These articles reinforce what we all knew already.
This was sent to us and its good. It's a timely reminder that marriage was intentionally created by God to bless adults and children. Our culture has lost that grip...
Marriage Matters to Children
April 10, 2008 on 12:00 am In Marriage, Children
The Claremont Institute (http://www.claremont.org/) recently published two book reviews having to do with the significance of marriage to the well-being of children, and the cohesiveness of society in general. The books reviewed are: “Marriage and Caste in America: Separate and Unequal Families in a Post-Marital Age,” by Kay S. Hymowitz, and “The Future of Marriage,” by David Blankenhorn.
These are two fascinating and informational books that you ought to read. The reviewer, F. Carolyn Graglia, writes: “Over the past four decades, American adults have seemed more concerned with enjoying their own existence than with the generation and welfare of children.” And in her book, Hymowitz writes: “Children of single mothers are less successful on just about every measure than children growing up with their married parents regardless of their income, race, or educational levels: they are more prone to drug and alcohol abuse, to crime, and to school failure; they are less likely to graduate from college; they are more likelyl to have children at a young age, and more likely to do so when they are unmarried. Soaring divorce rates and out-of-wedlock births (37% of U. S. births are illegitimate) have made ours a nation of separate and unequal families.”
The propensity to divorce is apparently correlated with two-income families. Hymowitz notes that the “traditional families, with breadwinner husband and stay-at-home wife had the lowest rate of divorce.” Women employed 80% of the time since the birth of their first child are twice as likely to be divorced as stay-at-home moms.
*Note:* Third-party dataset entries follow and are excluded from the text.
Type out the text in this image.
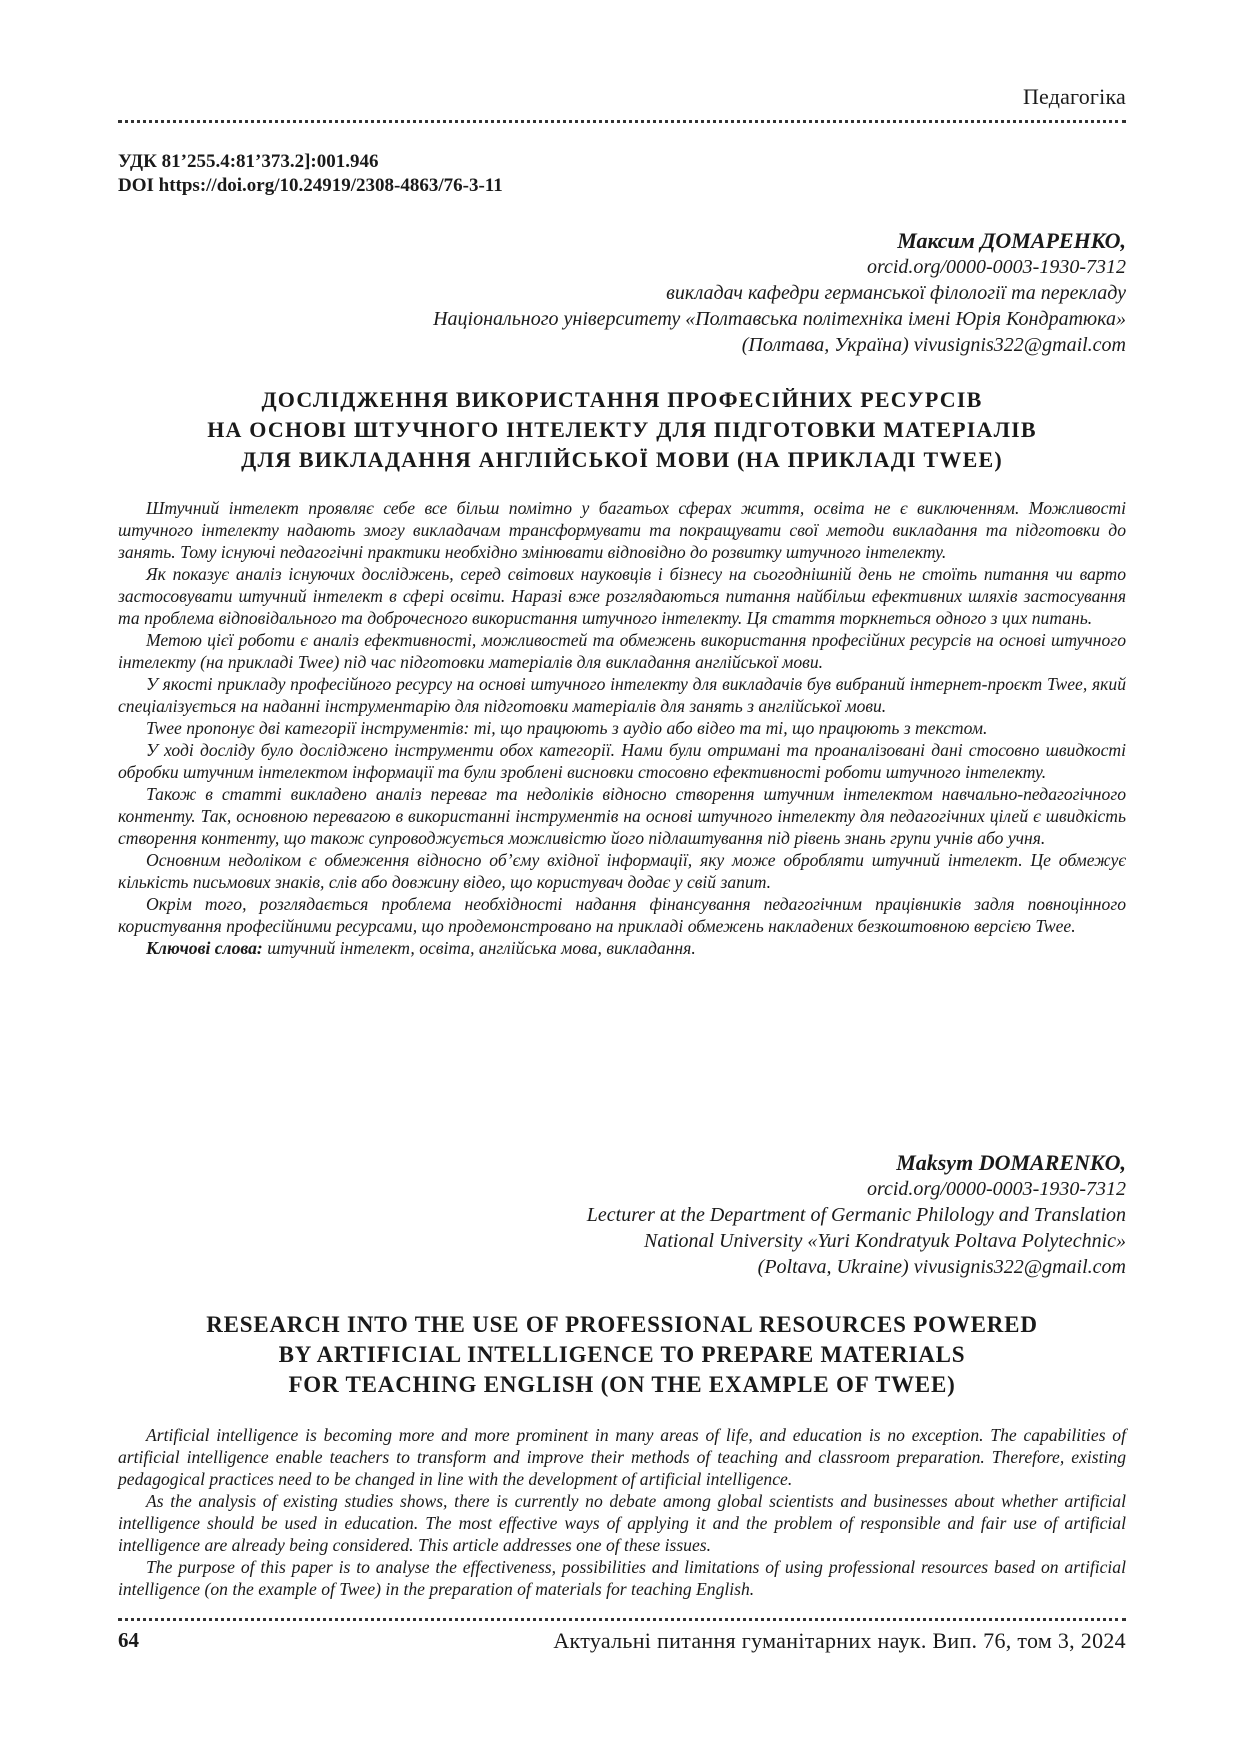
Педагогіка
УДК 81’255.4:81’373.2]:001.946
DOI https://doi.org/10.24919/2308-4863/76-3-11
Максим ДОМАРЕНКО,
orcid.org/0000-0003-1930-7312
викладач кафедри германської філології та перекладу
Національного університету «Полтавська політехніка імені Юрія Кондратюка»
(Полтава, Україна) vivusignis322@gmail.com
ДОСЛІДЖЕННЯ ВИКОРИСТАННЯ ПРОФЕСІЙНИХ РЕСУРСІВ
НА ОСНОВІ ШТУЧНОГО ІНТЕЛЕКТУ ДЛЯ ПІДГОТОВКИ МАТЕРІАЛІВ
ДЛЯ ВИКЛАДАННЯ АНГЛІЙСЬКОЇ МОВИ (НА ПРИКЛАДІ TWEE)

Штучний інтелект проявляє себе все більш помітно у багатьох сферах життя, освіта не є виключенням. Можливості штучного інтелекту надають змогу викладачам трансформувати та покращувати свої методи викладання та підготовки до занять. Тому існуючі педагогічні практики необхідно змінювати відповідно до розвитку штучного інтелекту.

Як показує аналіз існуючих досліджень, серед світових науковців і бізнесу на сьогоднішній день не стоїть питання чи варто застосовувати штучний інтелект в сфері освіти. Наразі вже розглядаються питання найбільш ефективних шляхів застосування та проблема відповідального та доброчесного використання штучного інтелекту. Ця стаття торкнеться одного з цих питань.

Метою цієї роботи є аналіз ефективності, можливостей та обмежень використання професійних ресурсів на основі штучного інтелекту (на прикладі Twee) під час підготовки матеріалів для викладання англійської мови.

У якості прикладу професійного ресурсу на основі штучного інтелекту для викладачів був вибраний інтернет-проєкт Twee, який спеціалізується на наданні інструментарію для підготовки матеріалів для занять з англійської мови.

Twee пропонує дві категорії інструментів: ті, що працюють з аудіо або відео та ті, що працюють з текстом.

У ході досліду було досліджено інструменти обох категорії. Нами були отримані та проаналізовані дані стосовно швидкості обробки штучним інтелектом інформації та були зроблені висновки стосовно ефективності роботи штучного інтелекту.

Також в статті викладено аналіз переваг та недоліків відносно створення штучним інтелектом навчально-педагогічного контенту. Так, основною перевагою в використанні інструментів на основі штучного інтелекту для педагогічних цілей є швидкість створення контенту, що також супроводжується можливістю його підлаштування під рівень знань групи учнів або учня.

Основним недоліком є обмеження відносно об’єму вхідної інформації, яку може обробляти штучний інтелект. Це обмежує кількість письмових знаків, слів або довжину відео, що користувач додає у свій запит.

Окрім того, розглядається проблема необхідності надання фінансування педагогічним працівників задля повноцінного користування професійними ресурсами, що продемонстровано на прикладі обмежень накладених безкоштовною версією Twee.

Ключові слова: штучний інтелект, освіта, англійська мова, викладання.

Maksym DOMARENKO,
orcid.org/0000-0003-1930-7312
Lecturer at the Department of Germanic Philology and Translation
National University «Yuri Kondratyuk Poltava Polytechnic»
(Poltava, Ukraine) vivusignis322@gmail.com
RESEARCH INTO THE USE OF PROFESSIONAL RESOURCES POWERED
BY ARTIFICIAL INTELLIGENCE TO PREPARE MATERIALS
FOR TEACHING ENGLISH (ON THE EXAMPLE OF TWEE)

Artificial intelligence is becoming more and more prominent in many areas of life, and education is no exception. The capabilities of artificial intelligence enable teachers to transform and improve their methods of teaching and classroom preparation. Therefore, existing pedagogical practices need to be changed in line with the development of artificial intelligence.

As the analysis of existing studies shows, there is currently no debate among global scientists and businesses about whether artificial intelligence should be used in education. The most effective ways of applying it and the problem of responsible and fair use of artificial intelligence are already being considered. This article addresses one of these issues.

The purpose of this paper is to analyse the effectiveness, possibilities and limitations of using professional resources based on artificial intelligence (on the example of Twee) in the preparation of materials for teaching English.

64	Актуальні питання гуманітарних наук. Вип. 76, том 3, 2024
Today, more than 40% of all first marriages end in divorce (the rates for second and third marriages are higher), and more than half of all U.S. children will spend “at least a significant part of their childhood living apart from their father.”
Shacking up, having babies out of wedlock as an entitlement for working women who don’t have the time or inclination to create a marriage, having babies out of wedlock because of irresponsible sexual behavior (and not considering adoption to a two-parent mom and dad)…all of these now-normalized behaviors reek of narcissism and indicate that we worry less about children and more about adults being unfettered by morality, good sense, or compassion to the needs of children.
Strong Marriages = Strong Communities
April 9, 2008 on 12:00 am In Marriage
Pastor Alexander Hardy, Jr. of the New Dimension Worship Center in Frederick, Maryland banded together with 16 other churches to present Families United ‘08 two weekends ago. This was a three-day conference for children and adults, including workshops and fun and games. Sunday was even declared Marriage Day in Frederick, by way of a proclamation from the mayor and aldermen.
The point of this effort was to send a message of hope and perseverance to younger adults. The religious aspect was not incidental: one participant said that building a relationship with God has made all the difference in building relationships with his wife and children: “When we got married, we didn’t know God. God has taught us to be humble; taught us we don’t always have to be right or have it our way.”
All together, about 350 people attended this event, with six couples renewing their vows in front of their children and community. Inspiring!